Die medizintechnische Industrie entwickelt mit Hilfe des FRM II Bestrahlungsverfahren in der Krebstherapie. Der Reaktor wird von TU-Lehrstühlen und anderen staatlichen Einrichtungen genutzt. 30 Prozent der Kapazität sind für kommerzielle Nutzer vorgesehen. Trotz seiner geringen Leistung übten Kernkraftgegner in der Vergangenheit immer wieder scharfe Kritik an dem Reaktor. In Garching mobilisiert eine Anti-Atom-Initiative gegen den FRM II.

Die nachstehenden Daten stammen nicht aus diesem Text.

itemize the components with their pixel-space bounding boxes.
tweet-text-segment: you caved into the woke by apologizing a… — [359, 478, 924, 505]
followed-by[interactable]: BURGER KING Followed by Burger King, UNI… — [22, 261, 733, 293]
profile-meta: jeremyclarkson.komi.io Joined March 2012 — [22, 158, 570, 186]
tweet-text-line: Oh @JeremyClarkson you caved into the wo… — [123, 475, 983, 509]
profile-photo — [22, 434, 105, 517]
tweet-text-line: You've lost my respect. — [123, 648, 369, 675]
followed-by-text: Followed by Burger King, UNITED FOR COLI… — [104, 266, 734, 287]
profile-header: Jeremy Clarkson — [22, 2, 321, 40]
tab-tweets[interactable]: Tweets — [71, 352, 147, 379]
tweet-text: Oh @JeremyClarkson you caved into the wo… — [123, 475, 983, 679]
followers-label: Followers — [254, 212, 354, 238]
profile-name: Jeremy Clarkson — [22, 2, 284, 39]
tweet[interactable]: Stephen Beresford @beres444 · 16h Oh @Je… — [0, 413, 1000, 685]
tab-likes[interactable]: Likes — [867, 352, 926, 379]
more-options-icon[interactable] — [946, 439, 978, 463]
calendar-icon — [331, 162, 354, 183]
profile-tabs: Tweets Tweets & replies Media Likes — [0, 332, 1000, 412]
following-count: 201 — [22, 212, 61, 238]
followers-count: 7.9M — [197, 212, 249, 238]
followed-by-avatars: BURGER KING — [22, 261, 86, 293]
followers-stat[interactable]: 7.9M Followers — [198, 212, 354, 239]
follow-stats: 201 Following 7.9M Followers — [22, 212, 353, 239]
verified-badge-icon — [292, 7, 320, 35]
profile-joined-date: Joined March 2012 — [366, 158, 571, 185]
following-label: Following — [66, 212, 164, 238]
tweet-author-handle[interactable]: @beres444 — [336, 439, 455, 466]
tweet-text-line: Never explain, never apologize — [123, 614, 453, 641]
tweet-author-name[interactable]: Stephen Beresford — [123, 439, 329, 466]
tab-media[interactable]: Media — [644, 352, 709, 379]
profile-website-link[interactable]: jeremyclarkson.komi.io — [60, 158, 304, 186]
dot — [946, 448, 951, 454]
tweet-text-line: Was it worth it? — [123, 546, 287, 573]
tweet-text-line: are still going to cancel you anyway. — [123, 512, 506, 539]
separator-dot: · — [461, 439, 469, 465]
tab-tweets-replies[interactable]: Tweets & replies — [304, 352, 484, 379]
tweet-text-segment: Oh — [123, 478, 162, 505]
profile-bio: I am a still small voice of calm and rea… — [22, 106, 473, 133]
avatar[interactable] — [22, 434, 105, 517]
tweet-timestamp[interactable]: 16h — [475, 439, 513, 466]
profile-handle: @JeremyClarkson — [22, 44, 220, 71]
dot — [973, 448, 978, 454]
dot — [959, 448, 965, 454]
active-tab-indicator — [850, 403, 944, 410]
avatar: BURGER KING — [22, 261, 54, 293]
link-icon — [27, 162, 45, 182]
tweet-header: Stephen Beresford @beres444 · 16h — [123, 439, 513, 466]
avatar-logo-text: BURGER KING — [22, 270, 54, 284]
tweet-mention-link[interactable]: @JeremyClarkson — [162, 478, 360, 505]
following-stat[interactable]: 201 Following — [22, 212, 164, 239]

Die abrupte Abschaltung im November weist nun auch für den Grünen-Atomexperten Hartmann auf Missstände hin. So waren es nach seinen Informationen erst Messungen des Bundesamtes für Strahlenschutz (BfS), die zur Feststellung der stark überhöhten Emissionen geführt hatten. Dabei ist das BfS gar nicht für die Überwachung von Atomreaktoren in Bayern zuständig, sondern das hiesige Umweltministerium. Für Hartmann ist damit "die Kompetenz der Betreiber des FRM II und des Ministeriums erschüttert". Zumal nicht auszuschließen sei, dass die TU die Emissionen schon seit längerem zu niedrig angesetzt habe.

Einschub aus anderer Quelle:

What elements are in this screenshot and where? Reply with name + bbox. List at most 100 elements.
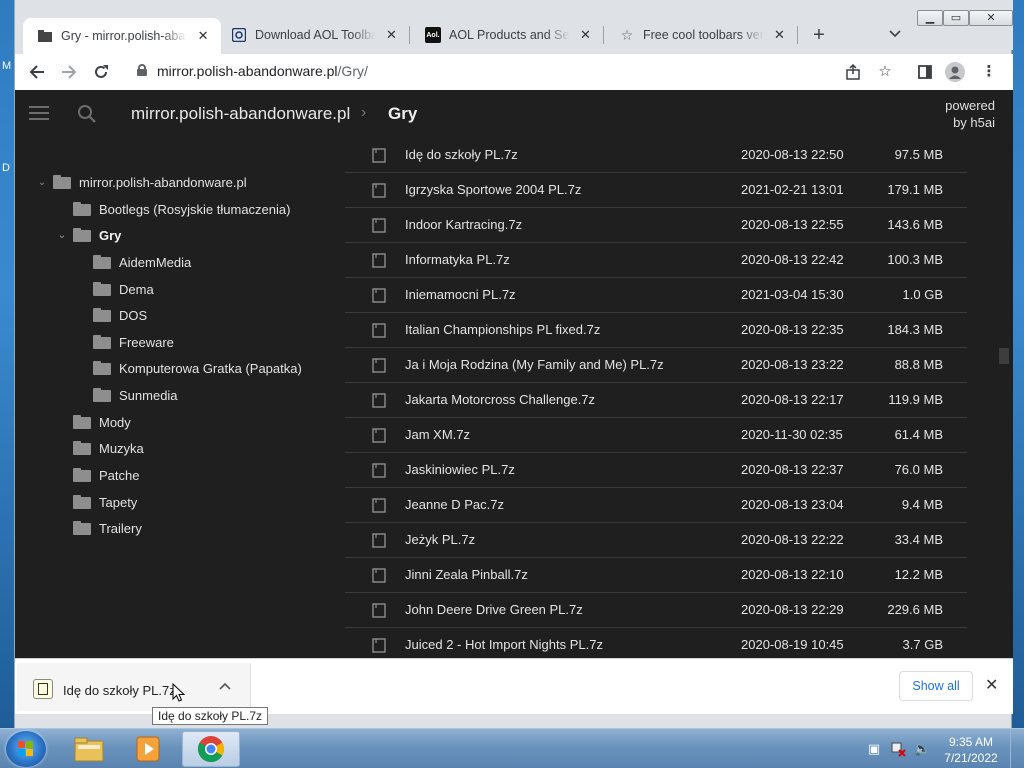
search-icon[interactable]: [77, 104, 97, 124]
side-panel-icon[interactable]: [915, 62, 935, 82]
archive-file-icon: [33, 679, 53, 699]
file-size: 88.8 MB: [894, 357, 943, 372]
show-desktop-button[interactable]: [1010, 729, 1024, 768]
clock[interactable]: 9:35 AM 7/21/2022: [940, 734, 1002, 766]
close-tab-icon[interactable]: ✕: [578, 27, 593, 43]
tree-item-aidemmedia[interactable]: AidemMedia: [75, 250, 191, 274]
folder-icon: [73, 468, 91, 482]
file-name[interactable]: Indoor Kartracing.7z: [405, 217, 522, 232]
bookmark-star-icon[interactable]: ☆: [875, 62, 895, 82]
file-date: 2020-08-13 23:22: [741, 357, 844, 372]
file-row[interactable]: Informatyka PL.7z 2020-08-13 22:42 100.3 M…: [345, 243, 967, 278]
chevron-down-icon[interactable]: ⌄: [35, 177, 49, 188]
tree-item-trailery[interactable]: Trailery: [55, 516, 142, 540]
maximize-button[interactable]: ▭: [943, 10, 969, 26]
file-date: 2020-08-13 22:55: [741, 217, 844, 232]
tree-item-tapety[interactable]: Tapety: [55, 490, 137, 514]
folder-icon: [93, 361, 111, 375]
file-name[interactable]: Iniemamocni PL.7z: [405, 287, 516, 302]
chrome-taskbar-button[interactable]: [182, 731, 240, 767]
file-name[interactable]: Jeanne D Pac.7z: [405, 497, 504, 512]
tree-item-dema[interactable]: Dema: [75, 277, 154, 301]
file-row[interactable]: Jinni Zeala Pinball.7z 2020-08-13 22:10 12…: [345, 558, 967, 593]
tree-item-mody[interactable]: Mody: [55, 410, 131, 434]
new-tab-button[interactable]: +: [807, 24, 831, 48]
hamburger-menu-icon[interactable]: [29, 106, 49, 120]
profile-avatar-icon[interactable]: [945, 62, 965, 82]
tree-item-sunmedia[interactable]: Sunmedia: [75, 383, 178, 407]
powered-by-h5ai[interactable]: powered by h5ai: [945, 97, 995, 131]
tree-item-label: Mody: [99, 414, 131, 430]
tab-free-cool-toolbars[interactable]: ☆ Free cool toolbars very ✕: [605, 18, 797, 52]
action-center-icon[interactable]: ▣: [866, 741, 882, 757]
forward-arrow-icon[interactable]: [57, 60, 81, 84]
file-name[interactable]: John Deere Drive Green PL.7z: [405, 602, 583, 617]
file-row[interactable]: Ja i Moja Rodzina (My Family and Me) PL.…: [345, 348, 967, 383]
file-name[interactable]: Jeżyk PL.7z: [405, 532, 475, 547]
file-name[interactable]: Informatyka PL.7z: [405, 252, 510, 267]
file-name[interactable]: Ja i Moja Rodzina (My Family and Me) PL.…: [405, 357, 664, 372]
start-button[interactable]: [6, 731, 46, 767]
close-tab-icon[interactable]: ✕: [195, 28, 211, 44]
tree-item-gry[interactable]: ⌄ Gry: [55, 223, 122, 247]
breadcrumb-root[interactable]: mirror.polish-abandonware.pl: [131, 104, 350, 124]
file-name[interactable]: Idę do szkoły PL.7z: [405, 147, 518, 162]
file-name[interactable]: Jakarta Motorcross Challenge.7z: [405, 392, 595, 407]
tree-item-komputerowa-gratka[interactable]: Komputerowa Gratka (Papatka): [75, 356, 302, 380]
address-bar[interactable]: mirror.polish-abandonware.pl/Gry/: [123, 58, 883, 86]
file-row[interactable]: Juiced 2 - Hot Import Nights PL.7z 2020-0…: [345, 628, 967, 658]
file-name[interactable]: Italian Championships PL fixed.7z: [405, 322, 600, 337]
tree-item-root[interactable]: ⌄ mirror.polish-abandonware.pl: [35, 170, 247, 194]
tab-download-aol-toolbar[interactable]: Download AOL Toolbar ✕: [217, 18, 409, 52]
show-all-button[interactable]: Show all: [899, 671, 973, 701]
file-row[interactable]: Igrzyska Sportowe 2004 PL.7z 2021-02-21 1…: [345, 173, 967, 208]
file-row[interactable]: Idę do szkoły PL.7z 2020-08-13 22:50 97.5 …: [345, 138, 967, 173]
file-name[interactable]: Jam XM.7z: [405, 427, 470, 442]
file-name[interactable]: Juiced 2 - Hot Import Nights PL.7z: [405, 637, 603, 652]
tree-item-label: mirror.polish-abandonware.pl: [79, 174, 247, 190]
file-row[interactable]: Italian Championships PL fixed.7z 2020-08…: [345, 313, 967, 348]
chevron-down-icon[interactable]: ⌄: [55, 230, 69, 241]
media-player-taskbar-button[interactable]: [120, 731, 178, 767]
minimize-button[interactable]: ▁: [917, 10, 943, 26]
tab-search-chevron-icon[interactable]: [885, 26, 905, 46]
close-window-button[interactable]: ✕: [969, 10, 1013, 26]
tree-item-bootlegs[interactable]: Bootlegs (Rosyjskie tłumaczenia): [55, 197, 290, 221]
tree-item-patche[interactable]: Patche: [55, 463, 139, 487]
file-name[interactable]: Igrzyska Sportowe 2004 PL.7z: [405, 182, 581, 197]
file-row[interactable]: Jeanne D Pac.7z 2020-08-13 23:04 9.4 MB: [345, 488, 967, 523]
reload-icon[interactable]: [89, 60, 113, 84]
file-row[interactable]: Iniemamocni PL.7z 2021-03-04 15:30 1.0 GB: [345, 278, 967, 313]
tree-item-label: Tapety: [99, 494, 138, 510]
file-name[interactable]: Jaskiniowiec PL.7z: [405, 462, 515, 477]
file-row[interactable]: Indoor Kartracing.7z 2020-08-13 22:55 143.…: [345, 208, 967, 243]
tree-item-label: Patche: [99, 467, 140, 483]
file-explorer-taskbar-button[interactable]: [60, 731, 118, 767]
close-tab-icon[interactable]: ✕: [384, 27, 399, 43]
network-icon[interactable]: [890, 741, 906, 757]
back-arrow-icon[interactable]: [25, 60, 49, 84]
tree-item-muzyka[interactable]: Muzyka: [55, 436, 144, 460]
file-row[interactable]: Jaskiniowiec PL.7z 2020-08-13 22:37 76.0 M…: [345, 453, 967, 488]
tree-item-dos[interactable]: DOS: [75, 303, 147, 327]
lock-icon[interactable]: [137, 64, 147, 76]
volume-icon[interactable]: 🔈: [914, 741, 930, 757]
chevron-up-icon[interactable]: [219, 679, 231, 693]
download-item[interactable]: Idę do szkoły PL.7z: [17, 663, 251, 711]
scrollbar-thumb[interactable]: [999, 348, 1009, 364]
file-row[interactable]: Jam XM.7z 2020-11-30 02:35 61.4 MB: [345, 418, 967, 453]
breadcrumb-current[interactable]: Gry: [388, 104, 417, 124]
tab-gry[interactable]: Gry - mirror.polish-abandonware ✕: [23, 18, 221, 54]
file-row[interactable]: Jakarta Motorcross Challenge.7z 2020-08-1…: [345, 383, 967, 418]
file-name[interactable]: Jinni Zeala Pinball.7z: [405, 567, 528, 582]
tree-item-label: DOS: [119, 307, 148, 323]
menu-kebab-icon[interactable]: ⋮: [979, 62, 999, 82]
tree-item-freeware[interactable]: Freeware: [75, 330, 174, 354]
file-icon: [372, 463, 386, 478]
file-row[interactable]: John Deere Drive Green PL.7z 2020-08-13 2…: [345, 593, 967, 628]
close-tab-icon[interactable]: ✕: [772, 27, 787, 43]
tab-aol-products[interactable]: Aol. AOL Products and Services ✕: [411, 18, 603, 52]
share-icon[interactable]: [843, 62, 863, 82]
close-shelf-icon[interactable]: ✕: [985, 675, 998, 695]
file-row[interactable]: Jeżyk PL.7z 2020-08-13 22:22 33.4 MB: [345, 523, 967, 558]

Außerdem wirft Hartmann der TU vor, die Öffentlichkeit nur sehr verhalten zu informieren. Eine Pressemeldung über den Vorfall sei auf der Homepage des Reaktors nur im Archiv abrufbar und nicht unter Aktuelles, obwohl dort noch gestern Meldungen vom Oktober standen.

Reaktorchef Anton Kastenmüller weist die Vorwürfe strikt zurück. "Zwischen dem Betrieb des Reaktors und der Abgabe des radioaktiven Kohlenstoffs besteht nach aktuellem Stand kein direkter Zusammenhang", sagt er. "Ein Weiterbetrieb hätte nicht zu einem Überschreiten des Jahresgrenzwerts geführt."

Der FRM II sei vielmehr vorsorglich herabgefahren worden, um die Ursache der Emissionen zu klären. Diese hätten mit der Reinigung des Schwerwassers aus dem Reaktor zu tun gehabt. Nachdem man die Prozedur geändert habe, gehe man davon aus, dass sich die Emissionen im üblichen Rahmen bewegen.

Auch im Umweltministerium widerspricht man Hartmanns Vorwürfen. "Trotz der erhöhten Emissionen war die Sicherheit der Bevölkerung zu jedem Zeitpunkt gewährleistet", sagt eine Sprecherin. "Der Betreiber hat die Ursache abgestellt. Ähnliche Fälle werden für die Zukunft ausgeschlossen." Dem Grünen-Politiker Hartmann reicht das nicht aus. Per förmlicher Landtagsanfrage will er Details über die Abschaltung erfahren.